Andrew Carroll with the School of Theatre and Dance at USF came up with the concept and produced a dance video which illustrates an unhealthy relationship.
He explains, "This main couple, she's being dominated by her partner, her male half -- whether it's a husband or boyfriend, whatever. There's verbal abuse."
It glides you step-by-step through an unhealthy, abusive relationship involving both verbal and physical abuse.
In his research, Carroll discovered many abused women seek shelter from abuse in bathroom stalls. "She will reflect upon the different things she's noticed that maybe aren't right in her relationship," he added. "Here looking in the mirror she's going to see all these things again. 'Change your clothes, I don't like them,' going through the cell phone, the grabbing, the verbal, the separating, and she's going to say, 'No, no, no more.'"
The target audience for this artistic dance video is young people.

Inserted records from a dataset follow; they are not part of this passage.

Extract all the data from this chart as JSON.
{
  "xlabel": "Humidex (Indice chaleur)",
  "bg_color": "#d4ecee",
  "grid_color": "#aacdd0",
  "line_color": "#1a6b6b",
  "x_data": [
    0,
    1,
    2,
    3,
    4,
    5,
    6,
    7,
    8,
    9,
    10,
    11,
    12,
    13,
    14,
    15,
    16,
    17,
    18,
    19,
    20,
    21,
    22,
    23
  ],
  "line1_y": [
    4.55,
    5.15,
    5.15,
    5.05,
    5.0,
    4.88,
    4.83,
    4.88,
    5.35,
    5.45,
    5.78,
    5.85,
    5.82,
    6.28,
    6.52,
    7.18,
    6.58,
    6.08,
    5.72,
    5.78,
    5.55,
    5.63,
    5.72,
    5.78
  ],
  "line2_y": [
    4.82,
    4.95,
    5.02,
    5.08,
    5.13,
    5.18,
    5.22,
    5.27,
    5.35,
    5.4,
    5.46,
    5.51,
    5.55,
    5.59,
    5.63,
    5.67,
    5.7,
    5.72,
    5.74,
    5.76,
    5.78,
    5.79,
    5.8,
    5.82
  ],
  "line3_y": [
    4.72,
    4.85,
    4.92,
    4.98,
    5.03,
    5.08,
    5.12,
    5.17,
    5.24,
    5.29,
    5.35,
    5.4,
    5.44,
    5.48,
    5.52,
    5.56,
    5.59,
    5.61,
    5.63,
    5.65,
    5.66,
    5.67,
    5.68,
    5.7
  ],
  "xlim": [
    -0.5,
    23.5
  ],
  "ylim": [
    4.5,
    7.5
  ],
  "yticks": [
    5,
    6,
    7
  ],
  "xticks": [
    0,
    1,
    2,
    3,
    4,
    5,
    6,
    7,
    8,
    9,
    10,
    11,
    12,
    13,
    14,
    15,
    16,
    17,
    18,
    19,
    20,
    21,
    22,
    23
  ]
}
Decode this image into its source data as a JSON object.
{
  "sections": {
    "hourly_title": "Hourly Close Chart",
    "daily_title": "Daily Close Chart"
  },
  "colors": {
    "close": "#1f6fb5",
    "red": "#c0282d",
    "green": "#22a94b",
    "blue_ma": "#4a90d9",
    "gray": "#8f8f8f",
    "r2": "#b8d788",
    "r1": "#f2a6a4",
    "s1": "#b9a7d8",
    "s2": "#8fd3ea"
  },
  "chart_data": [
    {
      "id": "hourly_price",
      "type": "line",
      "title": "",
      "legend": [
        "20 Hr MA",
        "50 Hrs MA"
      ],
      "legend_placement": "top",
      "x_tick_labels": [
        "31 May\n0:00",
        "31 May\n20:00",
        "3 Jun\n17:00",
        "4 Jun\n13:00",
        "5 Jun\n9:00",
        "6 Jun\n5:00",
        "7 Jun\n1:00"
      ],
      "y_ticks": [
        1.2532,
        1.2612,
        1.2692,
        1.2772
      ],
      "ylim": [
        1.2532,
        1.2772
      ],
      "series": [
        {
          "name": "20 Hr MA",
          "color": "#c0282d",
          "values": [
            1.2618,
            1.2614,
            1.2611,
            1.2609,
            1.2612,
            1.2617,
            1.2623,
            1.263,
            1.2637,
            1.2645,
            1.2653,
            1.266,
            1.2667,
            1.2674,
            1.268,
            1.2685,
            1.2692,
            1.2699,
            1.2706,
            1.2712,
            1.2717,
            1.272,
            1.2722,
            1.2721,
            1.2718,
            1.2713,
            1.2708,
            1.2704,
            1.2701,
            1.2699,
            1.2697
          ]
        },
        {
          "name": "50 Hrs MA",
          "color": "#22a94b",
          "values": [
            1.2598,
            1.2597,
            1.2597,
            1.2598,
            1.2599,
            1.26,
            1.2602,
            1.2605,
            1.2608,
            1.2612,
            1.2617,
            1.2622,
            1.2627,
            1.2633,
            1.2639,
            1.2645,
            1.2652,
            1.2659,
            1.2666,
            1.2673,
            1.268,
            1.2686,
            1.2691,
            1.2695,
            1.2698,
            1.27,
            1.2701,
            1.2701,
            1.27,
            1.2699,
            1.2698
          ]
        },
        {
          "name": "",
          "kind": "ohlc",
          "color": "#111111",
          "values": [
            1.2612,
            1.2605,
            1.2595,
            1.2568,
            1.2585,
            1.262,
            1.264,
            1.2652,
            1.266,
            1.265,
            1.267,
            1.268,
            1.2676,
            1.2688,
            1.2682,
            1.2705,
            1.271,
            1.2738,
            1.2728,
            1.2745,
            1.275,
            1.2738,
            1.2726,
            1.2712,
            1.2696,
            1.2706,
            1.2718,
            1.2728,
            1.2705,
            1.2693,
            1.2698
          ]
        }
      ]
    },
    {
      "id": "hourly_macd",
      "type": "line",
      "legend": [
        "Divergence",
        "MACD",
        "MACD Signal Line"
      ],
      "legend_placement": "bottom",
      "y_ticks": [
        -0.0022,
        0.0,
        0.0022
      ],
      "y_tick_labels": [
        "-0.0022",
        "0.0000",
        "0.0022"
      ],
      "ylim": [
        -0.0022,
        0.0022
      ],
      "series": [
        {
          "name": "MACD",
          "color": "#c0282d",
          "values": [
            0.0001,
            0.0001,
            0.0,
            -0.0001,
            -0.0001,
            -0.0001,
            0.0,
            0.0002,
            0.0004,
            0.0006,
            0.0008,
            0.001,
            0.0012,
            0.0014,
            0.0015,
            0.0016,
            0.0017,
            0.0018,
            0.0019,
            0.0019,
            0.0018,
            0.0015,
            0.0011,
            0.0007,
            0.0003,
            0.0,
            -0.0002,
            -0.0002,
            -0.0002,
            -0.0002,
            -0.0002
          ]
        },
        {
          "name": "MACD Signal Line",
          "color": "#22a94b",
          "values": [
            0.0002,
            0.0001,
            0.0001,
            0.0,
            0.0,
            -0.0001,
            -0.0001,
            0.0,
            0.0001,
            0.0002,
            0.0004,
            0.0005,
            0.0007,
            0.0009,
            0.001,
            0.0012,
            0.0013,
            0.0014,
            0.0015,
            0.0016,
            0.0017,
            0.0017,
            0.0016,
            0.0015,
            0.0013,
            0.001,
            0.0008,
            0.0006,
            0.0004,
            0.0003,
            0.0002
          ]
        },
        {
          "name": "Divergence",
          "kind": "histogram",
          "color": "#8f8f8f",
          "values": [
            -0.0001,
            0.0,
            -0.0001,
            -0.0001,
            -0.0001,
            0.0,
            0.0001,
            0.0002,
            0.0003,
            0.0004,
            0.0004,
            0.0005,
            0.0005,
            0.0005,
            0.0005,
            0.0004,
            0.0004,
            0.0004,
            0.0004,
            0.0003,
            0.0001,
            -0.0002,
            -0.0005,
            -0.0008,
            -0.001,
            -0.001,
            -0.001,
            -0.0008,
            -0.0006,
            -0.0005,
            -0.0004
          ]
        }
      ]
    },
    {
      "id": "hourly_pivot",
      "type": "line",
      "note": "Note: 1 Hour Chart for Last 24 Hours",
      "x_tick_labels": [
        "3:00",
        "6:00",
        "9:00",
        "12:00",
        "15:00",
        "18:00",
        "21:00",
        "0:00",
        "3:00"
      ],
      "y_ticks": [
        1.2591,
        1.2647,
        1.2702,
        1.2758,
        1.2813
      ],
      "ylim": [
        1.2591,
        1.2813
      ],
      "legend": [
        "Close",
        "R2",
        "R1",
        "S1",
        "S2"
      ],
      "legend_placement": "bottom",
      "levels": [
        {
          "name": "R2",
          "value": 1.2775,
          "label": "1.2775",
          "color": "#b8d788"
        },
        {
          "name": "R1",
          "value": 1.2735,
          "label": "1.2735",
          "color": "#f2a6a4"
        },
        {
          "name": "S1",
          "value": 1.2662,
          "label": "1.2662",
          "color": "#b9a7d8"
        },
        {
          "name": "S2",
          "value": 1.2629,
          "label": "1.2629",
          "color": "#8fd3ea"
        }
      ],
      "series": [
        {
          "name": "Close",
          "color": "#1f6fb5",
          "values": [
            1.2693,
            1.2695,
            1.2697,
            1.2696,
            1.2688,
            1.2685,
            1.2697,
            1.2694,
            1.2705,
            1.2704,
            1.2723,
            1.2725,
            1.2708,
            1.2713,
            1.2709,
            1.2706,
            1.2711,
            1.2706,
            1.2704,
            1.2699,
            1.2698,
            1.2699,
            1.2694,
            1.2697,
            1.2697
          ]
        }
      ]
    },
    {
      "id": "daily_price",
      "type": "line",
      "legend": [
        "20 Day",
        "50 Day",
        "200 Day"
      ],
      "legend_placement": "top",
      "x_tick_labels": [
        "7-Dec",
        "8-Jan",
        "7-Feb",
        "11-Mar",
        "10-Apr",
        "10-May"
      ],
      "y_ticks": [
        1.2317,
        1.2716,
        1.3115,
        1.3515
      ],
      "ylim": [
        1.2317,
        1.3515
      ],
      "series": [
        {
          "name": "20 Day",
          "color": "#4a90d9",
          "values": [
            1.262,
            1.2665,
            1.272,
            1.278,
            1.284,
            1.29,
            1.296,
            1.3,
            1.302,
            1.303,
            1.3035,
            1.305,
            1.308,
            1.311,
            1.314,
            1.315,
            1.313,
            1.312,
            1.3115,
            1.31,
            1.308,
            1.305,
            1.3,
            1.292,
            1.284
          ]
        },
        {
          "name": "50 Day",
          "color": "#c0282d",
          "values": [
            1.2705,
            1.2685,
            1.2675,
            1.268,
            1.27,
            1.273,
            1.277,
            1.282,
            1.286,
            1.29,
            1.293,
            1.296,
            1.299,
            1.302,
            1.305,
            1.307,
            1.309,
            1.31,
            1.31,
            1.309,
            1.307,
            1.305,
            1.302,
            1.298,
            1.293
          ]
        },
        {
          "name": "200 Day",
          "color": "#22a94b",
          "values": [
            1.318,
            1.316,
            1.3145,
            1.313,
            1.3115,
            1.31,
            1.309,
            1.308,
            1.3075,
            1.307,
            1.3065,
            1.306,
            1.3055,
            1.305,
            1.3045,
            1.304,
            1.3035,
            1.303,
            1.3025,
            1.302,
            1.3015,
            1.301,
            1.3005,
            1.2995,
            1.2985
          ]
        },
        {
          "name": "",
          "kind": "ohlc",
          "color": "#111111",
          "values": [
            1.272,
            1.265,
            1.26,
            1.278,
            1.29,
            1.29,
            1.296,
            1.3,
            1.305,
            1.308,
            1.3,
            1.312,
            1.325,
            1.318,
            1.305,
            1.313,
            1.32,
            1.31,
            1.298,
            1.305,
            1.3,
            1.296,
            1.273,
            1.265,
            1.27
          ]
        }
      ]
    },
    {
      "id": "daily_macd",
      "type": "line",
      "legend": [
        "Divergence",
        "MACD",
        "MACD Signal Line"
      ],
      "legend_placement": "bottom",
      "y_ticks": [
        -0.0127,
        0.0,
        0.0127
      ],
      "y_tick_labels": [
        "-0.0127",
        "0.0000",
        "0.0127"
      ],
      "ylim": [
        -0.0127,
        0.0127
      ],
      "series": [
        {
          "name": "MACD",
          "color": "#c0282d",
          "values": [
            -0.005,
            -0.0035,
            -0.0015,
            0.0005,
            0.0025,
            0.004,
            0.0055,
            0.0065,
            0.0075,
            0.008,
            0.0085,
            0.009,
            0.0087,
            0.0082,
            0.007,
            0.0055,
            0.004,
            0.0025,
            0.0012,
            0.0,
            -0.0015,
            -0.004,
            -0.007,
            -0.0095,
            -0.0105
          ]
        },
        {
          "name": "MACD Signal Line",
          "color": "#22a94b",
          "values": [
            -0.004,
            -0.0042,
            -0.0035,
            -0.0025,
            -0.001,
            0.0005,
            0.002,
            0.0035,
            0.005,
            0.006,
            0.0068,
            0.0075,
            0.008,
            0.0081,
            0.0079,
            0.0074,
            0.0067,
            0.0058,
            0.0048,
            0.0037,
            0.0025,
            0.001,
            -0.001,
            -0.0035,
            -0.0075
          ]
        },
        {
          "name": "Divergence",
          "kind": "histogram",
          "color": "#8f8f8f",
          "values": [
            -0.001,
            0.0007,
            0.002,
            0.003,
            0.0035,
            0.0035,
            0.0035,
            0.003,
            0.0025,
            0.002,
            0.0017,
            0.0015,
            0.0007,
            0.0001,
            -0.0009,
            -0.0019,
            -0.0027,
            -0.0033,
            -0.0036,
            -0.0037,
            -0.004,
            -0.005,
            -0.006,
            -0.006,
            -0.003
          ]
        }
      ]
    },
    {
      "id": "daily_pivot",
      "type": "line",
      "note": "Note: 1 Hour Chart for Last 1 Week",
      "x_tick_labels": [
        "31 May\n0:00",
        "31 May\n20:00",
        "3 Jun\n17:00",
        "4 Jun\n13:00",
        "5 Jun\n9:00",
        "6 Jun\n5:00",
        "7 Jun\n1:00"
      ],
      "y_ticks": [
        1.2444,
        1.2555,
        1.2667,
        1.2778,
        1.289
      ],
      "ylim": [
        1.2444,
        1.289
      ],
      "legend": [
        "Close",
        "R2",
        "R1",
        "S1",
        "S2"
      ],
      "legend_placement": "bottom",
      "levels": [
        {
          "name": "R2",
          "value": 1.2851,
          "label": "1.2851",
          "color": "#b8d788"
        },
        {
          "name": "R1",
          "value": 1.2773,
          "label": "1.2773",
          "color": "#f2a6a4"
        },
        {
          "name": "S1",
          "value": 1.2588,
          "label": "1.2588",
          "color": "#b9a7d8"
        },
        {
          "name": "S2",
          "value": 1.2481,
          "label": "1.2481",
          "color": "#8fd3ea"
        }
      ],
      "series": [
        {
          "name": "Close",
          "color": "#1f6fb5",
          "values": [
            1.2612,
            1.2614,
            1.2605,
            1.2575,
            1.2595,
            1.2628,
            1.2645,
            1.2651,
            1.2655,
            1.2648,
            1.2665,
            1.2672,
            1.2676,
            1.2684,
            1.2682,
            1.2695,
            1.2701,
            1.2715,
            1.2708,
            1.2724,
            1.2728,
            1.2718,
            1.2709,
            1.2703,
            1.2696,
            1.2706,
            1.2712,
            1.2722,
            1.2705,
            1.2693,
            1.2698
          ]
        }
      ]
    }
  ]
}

It is also being used internationally in Belgium, Ireland, Greece, Germany, Russia, and many other countries as well as here in the United States. The Los Angeles School District is using it to help them communicate with students. Two hundred different languages are spoken in L.A. schools. "This ... they just watch and they engage in. There's no language."
Carroll says the CDC wants to use it in their domestic violence programs.
Again, the universal language of dance bridges all barriers. "And the final thing we see him coming out and, uh, she's gone. Yeah, she's gone and didn't even realize it."
Carroll has several more projects in the works. He's hoping to produce dance videos on suicide prevention, depression, substance abuse, peer pressure, sexuality issues, and healthy body image.